Organisational hazards that increase spread:
• Presenteeism driven by attendance pressure or weak sick pay.
• Delayed reporting due to fear, stigma, or job insecurity.
• Inadequate information control (rumours, inconsistent messages), reducing cooperation with screening and controls.
Health impact hazards:
• Active TB illness can involve persistent cough and systemic symptoms; it is treatable but needs timely identification and treatment.
• Latent TB is not contagious but can progress; public health management often includes screening of close contacts.
Legal duties
Health and Safety at Work etc. Act 1974 (HSWA)
General duty to protect employees and others from health risks arising from work activities, including foreseeable infection risks where workplace conditions can increase exposure.
Management of Health and Safety at Work Regulations 1999 (MHSWR)
Duty to carry out suitable and sufficient risk assessments and implement preventive and protective measures, backed by information, instruction, and training.
COSHH Regulations 2002 (biological agents)
Infections and biological agents fall under COSHH where work can create or increase exposure.

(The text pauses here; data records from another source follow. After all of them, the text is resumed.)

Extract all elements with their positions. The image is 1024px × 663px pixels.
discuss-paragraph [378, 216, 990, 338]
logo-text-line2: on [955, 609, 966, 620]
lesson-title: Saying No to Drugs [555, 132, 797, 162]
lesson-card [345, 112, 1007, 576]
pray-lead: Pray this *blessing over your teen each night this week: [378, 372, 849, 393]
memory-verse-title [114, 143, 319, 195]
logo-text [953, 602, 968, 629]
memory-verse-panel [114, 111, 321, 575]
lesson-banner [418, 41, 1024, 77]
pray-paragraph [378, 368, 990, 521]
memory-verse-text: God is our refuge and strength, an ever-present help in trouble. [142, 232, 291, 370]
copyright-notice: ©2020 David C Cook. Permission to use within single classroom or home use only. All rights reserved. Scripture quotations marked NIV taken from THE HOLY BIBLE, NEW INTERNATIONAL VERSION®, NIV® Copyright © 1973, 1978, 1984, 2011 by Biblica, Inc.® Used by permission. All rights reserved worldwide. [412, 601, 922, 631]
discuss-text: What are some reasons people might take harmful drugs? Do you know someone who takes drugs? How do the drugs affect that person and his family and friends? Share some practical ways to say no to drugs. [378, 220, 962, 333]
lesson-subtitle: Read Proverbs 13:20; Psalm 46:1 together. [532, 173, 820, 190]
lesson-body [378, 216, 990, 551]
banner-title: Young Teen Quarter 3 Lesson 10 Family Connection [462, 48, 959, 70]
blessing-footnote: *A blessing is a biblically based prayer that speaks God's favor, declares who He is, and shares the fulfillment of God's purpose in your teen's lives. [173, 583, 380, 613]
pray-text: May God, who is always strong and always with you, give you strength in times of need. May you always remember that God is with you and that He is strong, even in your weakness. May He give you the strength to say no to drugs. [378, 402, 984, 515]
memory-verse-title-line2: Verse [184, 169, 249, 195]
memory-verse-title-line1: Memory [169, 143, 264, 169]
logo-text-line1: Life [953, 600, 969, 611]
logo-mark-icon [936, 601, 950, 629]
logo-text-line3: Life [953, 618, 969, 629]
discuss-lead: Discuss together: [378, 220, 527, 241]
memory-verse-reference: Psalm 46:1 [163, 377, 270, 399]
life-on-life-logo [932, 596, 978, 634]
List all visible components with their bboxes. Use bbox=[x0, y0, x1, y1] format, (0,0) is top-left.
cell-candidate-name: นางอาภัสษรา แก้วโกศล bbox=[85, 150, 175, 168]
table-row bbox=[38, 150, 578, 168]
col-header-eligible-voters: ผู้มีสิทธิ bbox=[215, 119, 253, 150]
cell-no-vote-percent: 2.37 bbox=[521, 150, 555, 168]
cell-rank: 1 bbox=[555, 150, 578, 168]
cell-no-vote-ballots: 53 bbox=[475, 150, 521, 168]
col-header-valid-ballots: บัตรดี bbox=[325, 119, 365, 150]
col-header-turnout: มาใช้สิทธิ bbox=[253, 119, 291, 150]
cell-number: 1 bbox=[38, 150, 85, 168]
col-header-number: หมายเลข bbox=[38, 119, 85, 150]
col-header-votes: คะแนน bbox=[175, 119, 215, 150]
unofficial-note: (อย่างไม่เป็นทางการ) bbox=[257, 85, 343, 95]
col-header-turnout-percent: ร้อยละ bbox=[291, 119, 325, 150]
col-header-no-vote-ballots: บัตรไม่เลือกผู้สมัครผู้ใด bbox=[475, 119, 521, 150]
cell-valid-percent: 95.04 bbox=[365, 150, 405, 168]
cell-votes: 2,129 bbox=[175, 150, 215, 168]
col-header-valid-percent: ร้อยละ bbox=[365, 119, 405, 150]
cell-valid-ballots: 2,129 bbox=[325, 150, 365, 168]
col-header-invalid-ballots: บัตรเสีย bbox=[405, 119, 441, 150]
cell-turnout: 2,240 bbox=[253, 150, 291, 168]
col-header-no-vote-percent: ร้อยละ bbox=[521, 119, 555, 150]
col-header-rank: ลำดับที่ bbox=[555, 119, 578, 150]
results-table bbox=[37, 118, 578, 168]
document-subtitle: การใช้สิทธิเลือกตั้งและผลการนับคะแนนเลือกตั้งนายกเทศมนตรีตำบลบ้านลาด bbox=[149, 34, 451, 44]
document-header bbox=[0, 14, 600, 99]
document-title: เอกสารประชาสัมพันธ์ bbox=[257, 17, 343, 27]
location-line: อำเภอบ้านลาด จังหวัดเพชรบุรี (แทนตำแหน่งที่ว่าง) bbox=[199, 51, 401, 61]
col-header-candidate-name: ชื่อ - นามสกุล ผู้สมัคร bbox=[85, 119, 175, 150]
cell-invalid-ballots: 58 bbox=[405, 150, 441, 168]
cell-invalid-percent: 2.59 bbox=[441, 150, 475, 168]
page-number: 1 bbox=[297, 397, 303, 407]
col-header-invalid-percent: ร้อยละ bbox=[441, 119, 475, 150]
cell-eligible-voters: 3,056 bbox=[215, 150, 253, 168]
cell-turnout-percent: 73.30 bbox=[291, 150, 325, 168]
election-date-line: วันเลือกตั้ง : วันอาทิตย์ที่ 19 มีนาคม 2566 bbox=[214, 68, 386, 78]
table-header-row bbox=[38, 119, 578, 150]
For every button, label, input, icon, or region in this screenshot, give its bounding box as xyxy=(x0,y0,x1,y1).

HSE sets out that COSHH and related biosafety law apply to risks from micro-organisms and require assessment and control.

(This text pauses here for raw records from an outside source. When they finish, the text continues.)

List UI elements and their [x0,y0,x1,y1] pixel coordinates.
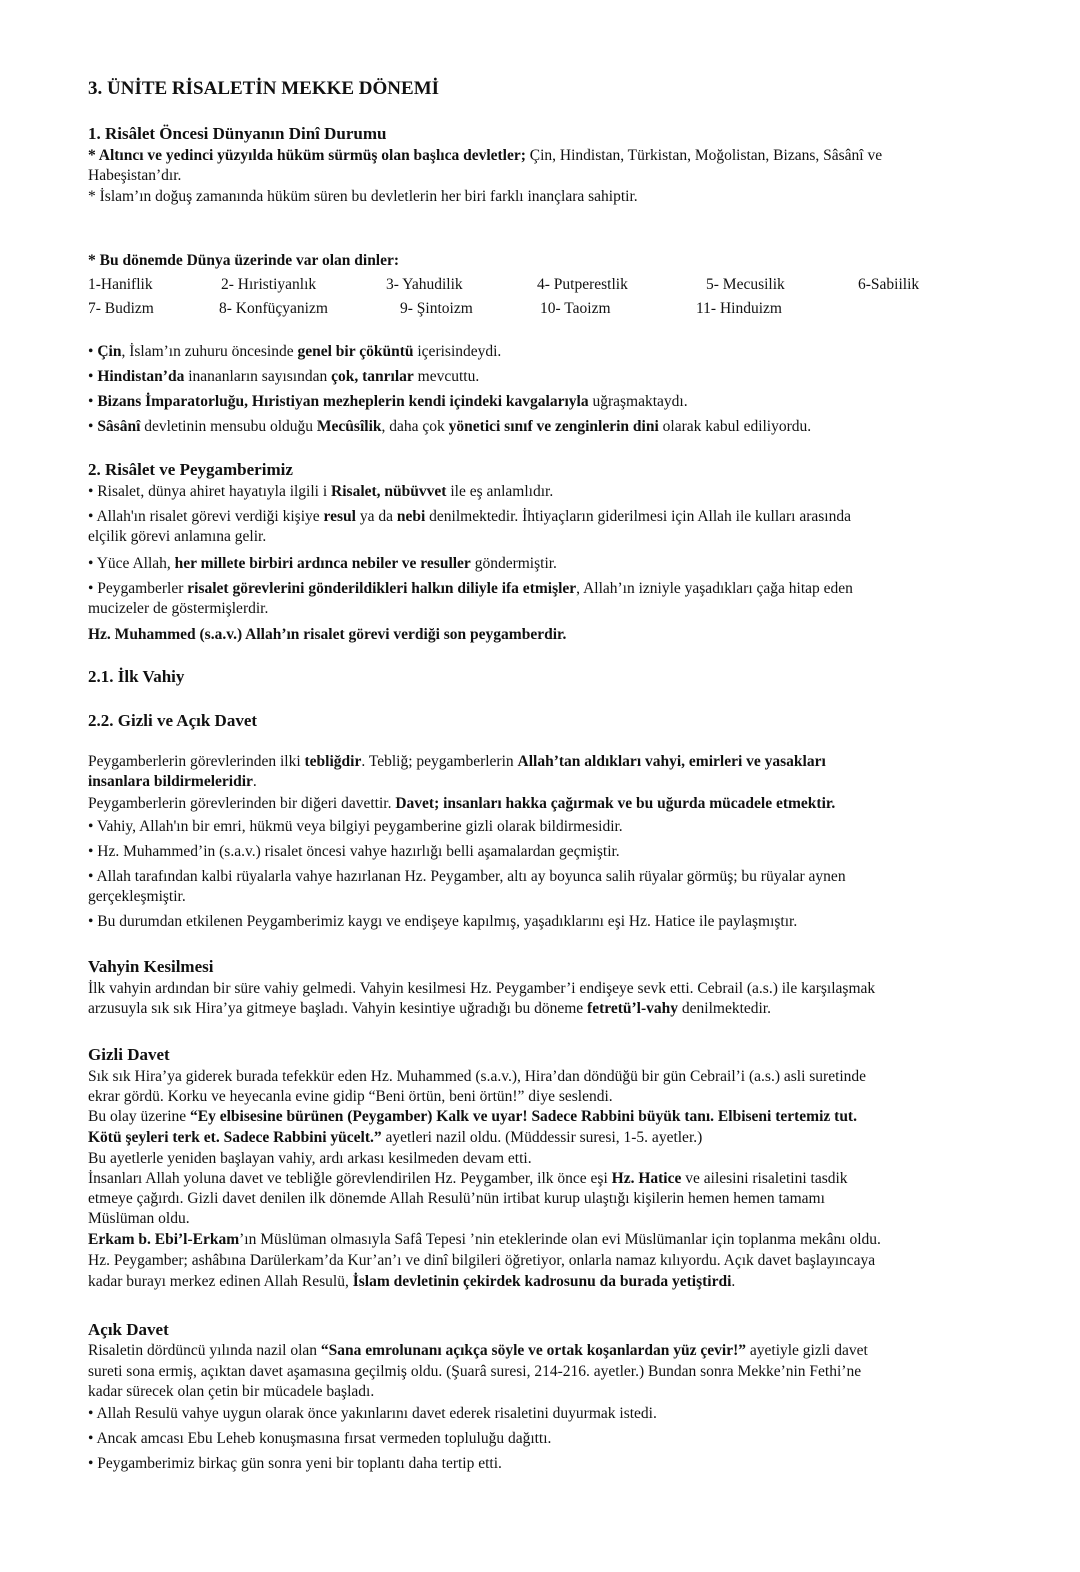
religion-item: 4- Putperestlik [537,276,628,293]
gizli-davet-heading: Gizli Davet [88,1045,170,1064]
gd-line-5: Bu ayetlerle yeniden başlayan vahiy, ardı arkası kesilmeden devam etti. [88,1150,532,1167]
s22-teblig: Peygamberlerin görevlerinden ilki tebliğdir. Tebliğ; peygamberlerin Allah’tan aldıkları vahyi, emirleri ve yasakları [88,753,826,770]
s22-ruyalar-cont: gerçekleşmiştir. [88,888,186,905]
section-2-1-heading: 2.1. İlk Vahiy [88,667,185,686]
religion-item: 6-Sabiilik [858,276,920,293]
s1-line-3: * İslam’ın doğuş zamanında hüküm süren bu devletlerin her biri farklı inançlara sahiptir. [88,188,638,205]
bullet-hindistan: • Hindistan’da inananların sayısından çok, tanrılar mevcuttu. [88,368,480,385]
s22-ruyalar: • Allah tarafından kalbi rüyalarla vahye hazırlanan Hz. Peygamber, altı ay boyunca salih rüyalar görmüş; bu rüyalar aynen [88,868,846,885]
gd-line-7: etmeye çağırdı. Gizli davet denilen ilk dönemde Allah Resulü’nün irtibat kurup ulaştığı kişilerin hemen hemen tamamı [88,1190,825,1207]
religion-item: 7- Budizm [88,300,154,317]
gd-line-10: Hz. Peygamber; ashâbına Darülerkam’da Kur’an’ı ve dinî bilgileri öğretiyor, onlarla namaz kılıyordu. Açık davet başlayıncaya [88,1252,876,1269]
bullet-bizans: • Bizans İmparatorluğu, Hıristiyan mezheplerin kendi içindeki kavgalarıyla uğraşmaktaydı. [88,393,688,410]
s22-hazirlik: • Hz. Muhammed’in (s.a.v.) risalet öncesi vahye hazırlığı belli aşamalardan geçmiştir. [88,843,620,860]
religion-item: 2- Hıristiyanlık [221,276,317,293]
religion-item: 1-Haniflik [88,276,153,293]
acik-davet-heading: Açık Davet [88,1320,169,1339]
ad-line-1: Risaletin dördüncü yılında nazil olan “Sana emrolunanı açıkça söyle ve ortak koşanlardan yüz çevir!” ayetiyle gizli davet [88,1342,868,1359]
gd-line-1: Sık sık Hira’ya giderek burada tefekkür eden Hz. Muhammed (s.a.v.), Hira’dan döndüğü bir gün Cebrail’i (a.s.) asli suretinde [88,1068,867,1085]
religions-heading: * Bu dönemde Dünya üzerinde var olan dinler: [88,252,400,269]
gd-line-2: ekrar gördü. Korku ve heyecanla evine gidip “Beni örtün, beni örtün!” diye seslendi. [88,1088,613,1105]
s2-resul-nebi-cont: elçilik görevi anlamına gelir. [88,528,267,545]
religion-item: 10- Taoizm [540,300,611,317]
religion-item: 9- Şintoizm [400,300,473,317]
vk-line-2: arzusuyla sık sık Hira’ya gitmeye başladı. Vahyin kesintiye uğradığı bu döneme fetretü’l-vahy denilmektedir. [88,1000,771,1017]
ad-line-2: sureti sona ermiş, açıktan davet aşamasına geçilmiş oldu. (Şuarâ suresi, 214-216. ayetler.) Bundan sonra Mekke’nin Fethi’ne [88,1363,862,1380]
ad-line-4: • Allah Resulü vahye uygun olarak önce yakınlarını davet ederek risaletini duyurmak istedi. [88,1405,657,1422]
ad-line-5: • Ancak amcası Ebu Leheb konuşmasına fırsat vermeden topluluğu dağıttı. [88,1430,552,1447]
s2-yuce-allah: • Yüce Allah, her millete birbiri ardınca nebiler ve resuller göndermiştir. [88,555,557,572]
s1-line-1: * Altıncı ve yedinci yüzyılda hüküm sürmüş olan başlıca devletler; Çin, Hindistan, Türkistan, Moğolistan, Bizans, Sâsânî ve [88,147,883,164]
s22-teblig-cont: insanlara bildirmeleridir. [88,773,257,790]
gd-line-11: kadar burayı merkez edinen Allah Resulü, İslam devletinin çekirdek kadrosunu da burada yetiştirdi. [88,1273,736,1290]
bullet-cin: • Çin, İslam’ın zuhuru öncesinde genel bir çöküntü içerisindeydi. [88,343,502,360]
s2-son-peygamber: Hz. Muhammed (s.a.v.) Allah’ın risalet görevi verdiği son peygamberdir. [88,626,567,643]
bullet-sasani: • Sâsânî devletinin mensubu olduğu Mecûsîlik, daha çok yönetici sınıf ve zenginlerin dini olarak kabul ediliyordu. [88,418,812,435]
section-2-heading: 2. Risâlet ve Peygamberimiz [88,460,293,479]
vahyin-kesilmesi-heading: Vahyin Kesilmesi [88,957,214,976]
s22-davet: Peygamberlerin görevlerinden bir diğeri davettir. Davet; insanları hakka çağırmak ve bu uğurda mücadele etmektir. [88,795,836,812]
religion-item: 8- Konfüçyanizm [219,300,328,317]
section-1-heading: 1. Risâlet Öncesi Dünyanın Dinî Durumu [88,124,387,143]
unit-title: 3. ÜNİTE RİSALETİN MEKKE DÖNEMİ [88,78,440,99]
ad-line-6: • Peygamberimiz birkaç gün sonra yeni bir toplantı daha tertip etti. [88,1455,502,1472]
vk-line-1: İlk vahyin ardından bir süre vahiy gelmedi. Vahyin kesilmesi Hz. Peygamber’i endişeye sevk etti. Cebrail (a.s.) ile karşılaşmak [88,980,876,997]
gd-line-8: Müslüman oldu. [88,1210,190,1227]
s2-peygamberler-cont: mucizeler de göstermişlerdir. [88,600,269,617]
gd-line-3: Bu olay üzerine “Ey elbisesine bürünen (Peygamber) Kalk ve uyar! Sadece Rabbini büyük tanı. Elbiseni tertemiz tut. [88,1108,857,1125]
section-2-2-heading: 2.2. Gizli ve Açık Davet [88,711,258,730]
s2-resul-nebi: • Allah'ın risalet görevi verdiği kişiye resul ya da nebi denilmektedir. İhtiyaçların giderilmesi için Allah ile kulları arasında [88,508,851,525]
s2-peygamberler: • Peygamberler risalet görevlerini gönderildikleri halkın diliyle ifa etmişler, Allah’ın izniyle yaşadıkları çağa hitap eden [88,580,853,597]
ad-line-3: kadar sürecek olan çetin bir mücadele başladı. [88,1383,375,1400]
religion-item: 3- Yahudilik [386,276,463,293]
s2-risalet: • Risalet, dünya ahiret hayatıyla ilgili i Risalet, nübüvvet ile eş anlamlıdır. [88,483,554,500]
religion-item: 11- Hinduizm [696,300,782,317]
gd-line-4: Kötü şeyleri terk et. Sadece Rabbini yücelt.” ayetleri nazil oldu. (Müddessir suresi, 1-5. ayetler.) [88,1129,703,1146]
s1-line-2: Habeşistan’dır. [88,167,182,184]
s22-vahiy: • Vahiy, Allah'ın bir emri, hükmü veya bilgiyi peygamberine gizli olarak bildirmesidir. [88,818,623,835]
s22-hatice: • Bu durumdan etkilenen Peygamberimiz kaygı ve endişeye kapılmış, yaşadıklarını eşi Hz. Hatice ile paylaşmıştır. [88,913,798,930]
gd-line-6: İnsanları Allah yoluna davet ve tebliğle görevlendirilen Hz. Peygamber, ilk önce eşi Hz. Hatice ve ailesini risaletini tasdik [88,1170,848,1187]
gd-line-9: Erkam b. Ebi’l-Erkam’ın Müslüman olmasıyla Safâ Tepesi ’nin eteklerinde olan evi Müslümanlar için toplanma mekânı oldu. [88,1231,881,1248]
religion-item: 5- Mecusilik [706,276,785,293]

Cooperation with public health contact tracing (practical duty)
Workplace contact tracing is a recognised part of TB management, helping identify close workplace contacts who may need screening, alongside household contacts.
Control measures
1) Eliminate exposure where possible:
• Ensure anyone with symptoms consistent with infectious respiratory disease is supported to stay away from work and seek medical advice.
• If TB is suspected or confirmed, follow public health direction on exclusion, screening, and communications; do not improvise clinical rules.
2) Engineering controls:
• Verify ventilation performance in all occupied spaces, not just main production floors.
• Increase fresh air supply; reduce recirculation where it worsens airborne risk; maintain systems properly.
• Manage break rooms by matching occupancy to ventilation capacity.
3) Administrative controls:
• Stagger breaks and shift changeovers to cut crowding in welfare areas.
• Reinforce a consistent “stay home when infectious” standard, supported by fair absence management.
• Train supervisors to handle reports without blame and to escalate promptly to competent H&S occupational health input.
• Provide clear, factual briefings during incidents: what is known, what actions are being taken, what workers must do.
4) Hygiene and cleaning:
• Handwashing access, sanitiser at key points, and cleaning focused on high-touch surfaces.
• Waste controls for tissues and symptomatic individuals using shared areas.
5) PPE/RPE :
• Do not rely on PPE as the primary control for airborne infection in general workplaces use it only when justified by risk assessment (e.g. close contact tasks during a managed incident) with proper selection, training, and fit testing.
Summary
Not getting ill at work is mainly about controlling shared air, crowding, and the culture that drives reporting and absence behaviour. The Warehouse case shows how quickly a large indoor site can become a public health event when airborne risk management and communication are tested. Controls that work is consistent: strong ventilation, reduced density in welfare spaces, early reporting without penalty, and disciplined coordination with NHS/UKHSA screening and contact tracing processes.